Remember man that you are dust, and unto dust you shall return.
With those words, we began the season of Lent this morning. Today, Ash Wednesday, is a day of fasting and abstaining from meat. Over the next forty days, we will try to increase our spirit of penance not only by giving up things that are bad for us (alcohol, candy), but also things that are good (for me, it’s switching from whole bean coffee to the stuff that comes in a can). We also try to do more spiritual and corporal works of mercy, increase our almsgiving (a good use for the beer, candy, and coffee money saved), and, above all, take better care of our spiritual life and family relationships.
It’s kind of strange, but I’ve grown to appreciate Lent a lot more since moving to the farm. Agriculture is all about following the cycles of nature and the seasons; there is a time for planting, a time for harvesting, a time for new life to be born or to hatch, a time for livestock to be butchered—and a time for everything to slow down, regroup, and take a long rest.

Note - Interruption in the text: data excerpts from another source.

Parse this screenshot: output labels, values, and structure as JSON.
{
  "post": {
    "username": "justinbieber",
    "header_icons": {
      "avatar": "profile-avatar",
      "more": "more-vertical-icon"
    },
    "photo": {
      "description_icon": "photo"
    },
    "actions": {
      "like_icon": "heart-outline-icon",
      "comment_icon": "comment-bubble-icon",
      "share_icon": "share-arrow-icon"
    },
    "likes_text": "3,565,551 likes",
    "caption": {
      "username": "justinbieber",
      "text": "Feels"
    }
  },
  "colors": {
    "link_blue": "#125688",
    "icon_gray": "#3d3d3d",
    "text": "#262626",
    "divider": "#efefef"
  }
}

The goats don’t give milk all year. The chickens and ducks don’t lay eggs all year. The grape vines go dormant. The vegetable garden goes barren and is covered with snow. All of these things happen so the animals and plants and soil can take a break from “growing on the outside” and rededicate themselves to “growing on the inside.”
We humans are no different. We need a season where we step back, put aside some of the things we enjoy, and take some time to “grow on the inside.” That’s what we’ll be doing, starting today, and starting by remembering that we are dust—no different from the dust outside in our vegetable garden, covered with snow. By putting aside the things that aren’t so important, we’ll hopefully get a better grasp on the things that are important—and in the process learn to rededicate ourselves all the better to those more important things.
For those who are interested in going deeper into a life of prayer this Lent, a book I’ve found to be extremely helpful is Volume II of In Conversation with God. There is a short chapter, divided into three sub-sections, for each day of Lent and Eastertide. The three sub-sections revolve around the day’s central theme, usually drawn from that day’s Mass readings. It is written with the lay person in mind, with a practical focus on how we can better live out the faith in the middle of the world. That’s why I’ve found that the books in this series (and there are seven of them, covering the entire year) provide such excellent material for prayer: they’re not written for eighteenth century cloistered nuns—they’re written for us.
What many people do is spend five minutes slowly reading the first subsection, five minutes turning that material over in their heads, five minutes reading the next subsection, and so on for a half hour.
But there are no hard and fast rules. The important thing is, whatever you do this Lent, I hope you find something that helps you grow on the inside.